As an afterthought, you reach one more time and grab his cock and balls between his legs, through his pants. This time, your touch takes from him the ability to make new heirs.

The Master has remade you into a weapon, his weapon. He points you at the target, and you get the job done. What you’ve done is worse than killing this rival. You’ve humiliated him. You’ve taken his limbs and left him quadriplegic. You’ve taken his daughter, his male heir, his manhood. He lost something worth more than his life today; he lost his status, his respect. He is no longer a threat. His organization will collapse into chaos and power struggles. The Master will reassemble the pieces under his own control.
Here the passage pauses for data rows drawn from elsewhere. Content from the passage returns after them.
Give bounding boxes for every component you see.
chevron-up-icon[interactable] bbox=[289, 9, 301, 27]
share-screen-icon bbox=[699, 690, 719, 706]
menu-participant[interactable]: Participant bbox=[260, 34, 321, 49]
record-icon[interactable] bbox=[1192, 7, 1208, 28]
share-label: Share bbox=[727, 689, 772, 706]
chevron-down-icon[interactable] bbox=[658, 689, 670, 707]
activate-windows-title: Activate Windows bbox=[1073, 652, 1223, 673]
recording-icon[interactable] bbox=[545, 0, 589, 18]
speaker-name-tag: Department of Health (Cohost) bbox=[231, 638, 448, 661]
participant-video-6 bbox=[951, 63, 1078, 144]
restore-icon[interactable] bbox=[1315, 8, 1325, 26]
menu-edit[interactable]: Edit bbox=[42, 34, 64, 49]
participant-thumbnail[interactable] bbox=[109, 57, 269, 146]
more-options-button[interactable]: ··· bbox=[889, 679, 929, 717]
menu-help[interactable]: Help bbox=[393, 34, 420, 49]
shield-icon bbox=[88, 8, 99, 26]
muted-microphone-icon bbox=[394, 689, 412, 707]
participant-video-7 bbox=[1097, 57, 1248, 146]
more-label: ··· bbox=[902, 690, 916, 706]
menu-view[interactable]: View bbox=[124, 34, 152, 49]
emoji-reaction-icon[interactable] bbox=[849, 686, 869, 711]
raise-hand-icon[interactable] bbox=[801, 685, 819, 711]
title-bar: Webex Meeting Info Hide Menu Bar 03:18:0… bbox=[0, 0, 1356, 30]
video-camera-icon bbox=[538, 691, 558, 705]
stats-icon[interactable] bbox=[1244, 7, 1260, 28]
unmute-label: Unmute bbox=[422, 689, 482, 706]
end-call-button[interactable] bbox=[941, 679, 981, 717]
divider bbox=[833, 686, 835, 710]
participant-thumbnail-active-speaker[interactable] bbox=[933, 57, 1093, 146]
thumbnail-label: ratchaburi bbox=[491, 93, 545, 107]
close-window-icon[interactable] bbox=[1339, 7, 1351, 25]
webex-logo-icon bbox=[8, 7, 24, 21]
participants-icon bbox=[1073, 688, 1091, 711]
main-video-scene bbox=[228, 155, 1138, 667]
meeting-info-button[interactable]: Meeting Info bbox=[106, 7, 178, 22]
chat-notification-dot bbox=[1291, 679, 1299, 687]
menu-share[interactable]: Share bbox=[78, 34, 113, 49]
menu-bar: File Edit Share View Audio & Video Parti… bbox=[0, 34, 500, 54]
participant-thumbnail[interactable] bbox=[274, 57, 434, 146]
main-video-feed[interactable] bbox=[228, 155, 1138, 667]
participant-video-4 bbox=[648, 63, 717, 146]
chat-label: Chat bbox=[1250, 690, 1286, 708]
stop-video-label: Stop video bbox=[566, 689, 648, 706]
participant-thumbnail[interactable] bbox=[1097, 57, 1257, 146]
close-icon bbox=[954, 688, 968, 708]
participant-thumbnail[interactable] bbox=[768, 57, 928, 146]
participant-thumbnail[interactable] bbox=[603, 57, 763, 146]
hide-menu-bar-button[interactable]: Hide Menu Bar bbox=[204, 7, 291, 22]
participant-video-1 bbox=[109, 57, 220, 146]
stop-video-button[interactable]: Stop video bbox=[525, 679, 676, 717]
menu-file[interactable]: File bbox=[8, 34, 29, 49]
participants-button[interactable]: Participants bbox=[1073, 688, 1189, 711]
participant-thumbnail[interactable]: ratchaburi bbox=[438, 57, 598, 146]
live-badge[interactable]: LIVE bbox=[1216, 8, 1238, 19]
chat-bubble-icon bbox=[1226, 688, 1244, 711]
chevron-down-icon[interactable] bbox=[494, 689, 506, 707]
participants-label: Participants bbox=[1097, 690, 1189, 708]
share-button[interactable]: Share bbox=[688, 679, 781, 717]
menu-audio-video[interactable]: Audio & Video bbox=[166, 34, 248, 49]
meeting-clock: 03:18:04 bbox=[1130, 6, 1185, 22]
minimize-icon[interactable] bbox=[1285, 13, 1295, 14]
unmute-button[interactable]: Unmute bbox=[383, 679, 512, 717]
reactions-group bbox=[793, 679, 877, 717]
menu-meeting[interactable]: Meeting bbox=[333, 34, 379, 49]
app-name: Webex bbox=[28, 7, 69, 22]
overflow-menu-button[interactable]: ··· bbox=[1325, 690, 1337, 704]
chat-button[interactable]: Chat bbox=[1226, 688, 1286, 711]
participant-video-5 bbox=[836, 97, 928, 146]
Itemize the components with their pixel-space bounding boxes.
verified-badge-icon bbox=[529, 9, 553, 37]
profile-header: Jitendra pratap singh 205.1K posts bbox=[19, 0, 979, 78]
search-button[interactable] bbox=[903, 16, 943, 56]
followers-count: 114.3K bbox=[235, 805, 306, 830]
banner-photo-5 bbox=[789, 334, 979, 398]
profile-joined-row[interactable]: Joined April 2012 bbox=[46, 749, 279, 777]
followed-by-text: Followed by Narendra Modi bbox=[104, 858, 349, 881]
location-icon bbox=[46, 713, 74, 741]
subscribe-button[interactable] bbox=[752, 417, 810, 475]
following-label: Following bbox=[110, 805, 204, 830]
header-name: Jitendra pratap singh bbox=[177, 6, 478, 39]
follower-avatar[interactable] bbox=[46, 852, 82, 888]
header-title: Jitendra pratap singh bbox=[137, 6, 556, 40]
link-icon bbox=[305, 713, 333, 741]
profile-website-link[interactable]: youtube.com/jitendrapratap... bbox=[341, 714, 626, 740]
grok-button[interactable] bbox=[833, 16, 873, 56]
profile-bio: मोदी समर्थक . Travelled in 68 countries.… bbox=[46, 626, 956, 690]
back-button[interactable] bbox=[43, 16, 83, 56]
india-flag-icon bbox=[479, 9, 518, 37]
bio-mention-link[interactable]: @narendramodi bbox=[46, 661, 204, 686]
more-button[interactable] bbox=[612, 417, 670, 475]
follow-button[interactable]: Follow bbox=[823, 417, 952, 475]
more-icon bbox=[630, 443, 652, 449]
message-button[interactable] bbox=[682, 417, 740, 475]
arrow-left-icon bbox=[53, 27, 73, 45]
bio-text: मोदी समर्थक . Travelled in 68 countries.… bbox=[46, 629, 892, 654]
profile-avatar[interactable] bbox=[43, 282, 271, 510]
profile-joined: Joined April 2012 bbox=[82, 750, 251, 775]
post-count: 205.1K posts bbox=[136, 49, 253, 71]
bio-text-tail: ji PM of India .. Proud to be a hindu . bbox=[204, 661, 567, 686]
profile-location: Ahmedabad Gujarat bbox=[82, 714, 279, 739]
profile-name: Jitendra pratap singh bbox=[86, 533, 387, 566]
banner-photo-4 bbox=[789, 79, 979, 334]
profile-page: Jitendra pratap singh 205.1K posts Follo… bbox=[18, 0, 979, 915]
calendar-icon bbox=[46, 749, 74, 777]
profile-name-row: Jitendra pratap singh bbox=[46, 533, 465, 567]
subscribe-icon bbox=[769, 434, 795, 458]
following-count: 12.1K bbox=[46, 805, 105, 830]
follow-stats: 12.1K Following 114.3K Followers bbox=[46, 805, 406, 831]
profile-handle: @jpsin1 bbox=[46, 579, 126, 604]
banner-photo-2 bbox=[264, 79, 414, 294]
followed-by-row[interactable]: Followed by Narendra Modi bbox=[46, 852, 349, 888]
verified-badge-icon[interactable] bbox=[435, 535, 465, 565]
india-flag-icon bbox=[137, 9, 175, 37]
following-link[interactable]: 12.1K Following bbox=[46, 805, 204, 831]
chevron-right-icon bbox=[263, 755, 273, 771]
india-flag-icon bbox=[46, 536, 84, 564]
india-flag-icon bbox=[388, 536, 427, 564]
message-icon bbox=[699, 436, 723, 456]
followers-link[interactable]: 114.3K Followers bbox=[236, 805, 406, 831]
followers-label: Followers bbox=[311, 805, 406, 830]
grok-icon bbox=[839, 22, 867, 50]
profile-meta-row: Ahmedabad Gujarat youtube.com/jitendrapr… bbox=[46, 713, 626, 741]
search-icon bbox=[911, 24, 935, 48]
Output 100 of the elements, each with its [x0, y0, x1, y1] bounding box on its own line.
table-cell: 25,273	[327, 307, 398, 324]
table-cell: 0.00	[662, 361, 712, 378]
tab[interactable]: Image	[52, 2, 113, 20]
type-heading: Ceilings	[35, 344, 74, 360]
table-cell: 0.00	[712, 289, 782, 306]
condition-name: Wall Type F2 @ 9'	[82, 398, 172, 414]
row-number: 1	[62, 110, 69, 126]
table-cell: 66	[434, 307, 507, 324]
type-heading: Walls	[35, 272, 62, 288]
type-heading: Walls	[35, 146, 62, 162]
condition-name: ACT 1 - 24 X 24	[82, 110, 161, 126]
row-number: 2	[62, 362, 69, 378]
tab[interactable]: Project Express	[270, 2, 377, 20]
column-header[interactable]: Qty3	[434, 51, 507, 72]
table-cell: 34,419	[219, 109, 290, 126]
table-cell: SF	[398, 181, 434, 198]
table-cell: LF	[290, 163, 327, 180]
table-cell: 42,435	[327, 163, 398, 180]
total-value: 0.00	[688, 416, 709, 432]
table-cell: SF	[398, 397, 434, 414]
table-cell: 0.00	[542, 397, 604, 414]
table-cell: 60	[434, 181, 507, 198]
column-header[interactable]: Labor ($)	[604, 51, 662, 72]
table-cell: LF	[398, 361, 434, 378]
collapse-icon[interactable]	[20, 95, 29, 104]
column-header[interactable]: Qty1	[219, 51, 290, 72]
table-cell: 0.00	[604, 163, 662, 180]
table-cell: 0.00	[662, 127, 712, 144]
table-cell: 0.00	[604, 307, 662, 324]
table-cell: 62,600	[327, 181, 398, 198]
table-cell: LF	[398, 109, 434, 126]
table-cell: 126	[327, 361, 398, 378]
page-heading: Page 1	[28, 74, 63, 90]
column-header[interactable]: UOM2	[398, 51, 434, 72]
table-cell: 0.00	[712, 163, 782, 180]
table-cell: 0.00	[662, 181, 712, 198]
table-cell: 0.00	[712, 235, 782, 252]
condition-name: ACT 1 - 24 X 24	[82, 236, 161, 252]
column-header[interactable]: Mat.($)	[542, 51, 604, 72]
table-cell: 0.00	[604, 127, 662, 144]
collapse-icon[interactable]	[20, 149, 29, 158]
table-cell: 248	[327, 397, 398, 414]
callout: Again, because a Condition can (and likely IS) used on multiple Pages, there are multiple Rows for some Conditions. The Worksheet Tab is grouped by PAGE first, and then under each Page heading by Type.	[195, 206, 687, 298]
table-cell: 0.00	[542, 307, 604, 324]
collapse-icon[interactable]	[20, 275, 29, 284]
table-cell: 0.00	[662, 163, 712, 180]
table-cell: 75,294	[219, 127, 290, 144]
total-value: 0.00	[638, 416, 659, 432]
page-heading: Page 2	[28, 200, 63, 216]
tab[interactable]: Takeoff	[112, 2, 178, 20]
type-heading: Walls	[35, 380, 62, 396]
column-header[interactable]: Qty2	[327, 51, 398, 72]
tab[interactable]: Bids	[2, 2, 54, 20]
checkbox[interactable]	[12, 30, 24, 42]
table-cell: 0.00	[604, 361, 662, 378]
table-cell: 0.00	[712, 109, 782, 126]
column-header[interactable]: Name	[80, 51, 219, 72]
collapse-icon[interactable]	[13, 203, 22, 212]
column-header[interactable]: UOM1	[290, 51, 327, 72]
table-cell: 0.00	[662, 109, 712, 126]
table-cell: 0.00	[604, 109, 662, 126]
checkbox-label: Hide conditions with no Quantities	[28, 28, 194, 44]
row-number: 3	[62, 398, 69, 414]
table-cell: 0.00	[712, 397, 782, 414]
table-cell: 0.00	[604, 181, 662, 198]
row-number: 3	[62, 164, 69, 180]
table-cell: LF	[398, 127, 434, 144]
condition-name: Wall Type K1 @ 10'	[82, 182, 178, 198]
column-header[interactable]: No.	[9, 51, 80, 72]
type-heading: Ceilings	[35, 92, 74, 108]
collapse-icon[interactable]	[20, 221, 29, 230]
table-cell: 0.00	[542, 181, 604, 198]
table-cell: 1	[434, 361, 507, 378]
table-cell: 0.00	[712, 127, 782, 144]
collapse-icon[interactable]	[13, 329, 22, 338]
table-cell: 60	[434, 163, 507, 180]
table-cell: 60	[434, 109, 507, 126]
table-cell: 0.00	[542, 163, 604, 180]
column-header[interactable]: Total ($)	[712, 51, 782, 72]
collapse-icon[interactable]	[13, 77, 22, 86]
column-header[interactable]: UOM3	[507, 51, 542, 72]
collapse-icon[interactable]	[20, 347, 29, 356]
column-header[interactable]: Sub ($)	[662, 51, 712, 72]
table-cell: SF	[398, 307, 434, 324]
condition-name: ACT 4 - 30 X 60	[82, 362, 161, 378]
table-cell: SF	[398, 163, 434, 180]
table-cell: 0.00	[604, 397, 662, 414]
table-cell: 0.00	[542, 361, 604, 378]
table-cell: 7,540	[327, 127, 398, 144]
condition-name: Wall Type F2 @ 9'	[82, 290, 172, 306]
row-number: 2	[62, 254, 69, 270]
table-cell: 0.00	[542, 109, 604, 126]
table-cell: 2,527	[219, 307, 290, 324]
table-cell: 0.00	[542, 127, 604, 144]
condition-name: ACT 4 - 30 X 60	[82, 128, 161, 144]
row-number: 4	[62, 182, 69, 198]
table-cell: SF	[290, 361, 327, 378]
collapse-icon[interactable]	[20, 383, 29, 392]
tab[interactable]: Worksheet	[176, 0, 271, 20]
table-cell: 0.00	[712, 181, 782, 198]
You know you shouldn’t enjoy this, but you do. Is this how Don feels when he lets his Talent out to play? No wonder he both craves and fears it. Look around. This room is filled with bundles of nerves and brains: the family members who won’t hush their squalling, the mercenaries who try hard not to show the adrenaline-soaked fear that shines brightly in their brains. Your Talent could do so many naughty, nasty things to all of them.

You feel a tug through the bond. Don. A reminder. You force yourself to turn away from the wall of screaming meat.

No, you decide, Don’s right—restraint is better, more judicious. You’ll keep your Talent bottled for now. You’ve done enough. You got the job done, maybe even exceeded the Master’s expectations when he sees you’ve brought the rival’s progeny as a bonus.

Turn and stride from the room. Don and the remaining mercenaries follow in your wake. You came, you saw, you touched. The entire operation took less than ten minutes. The Master will be so pleased.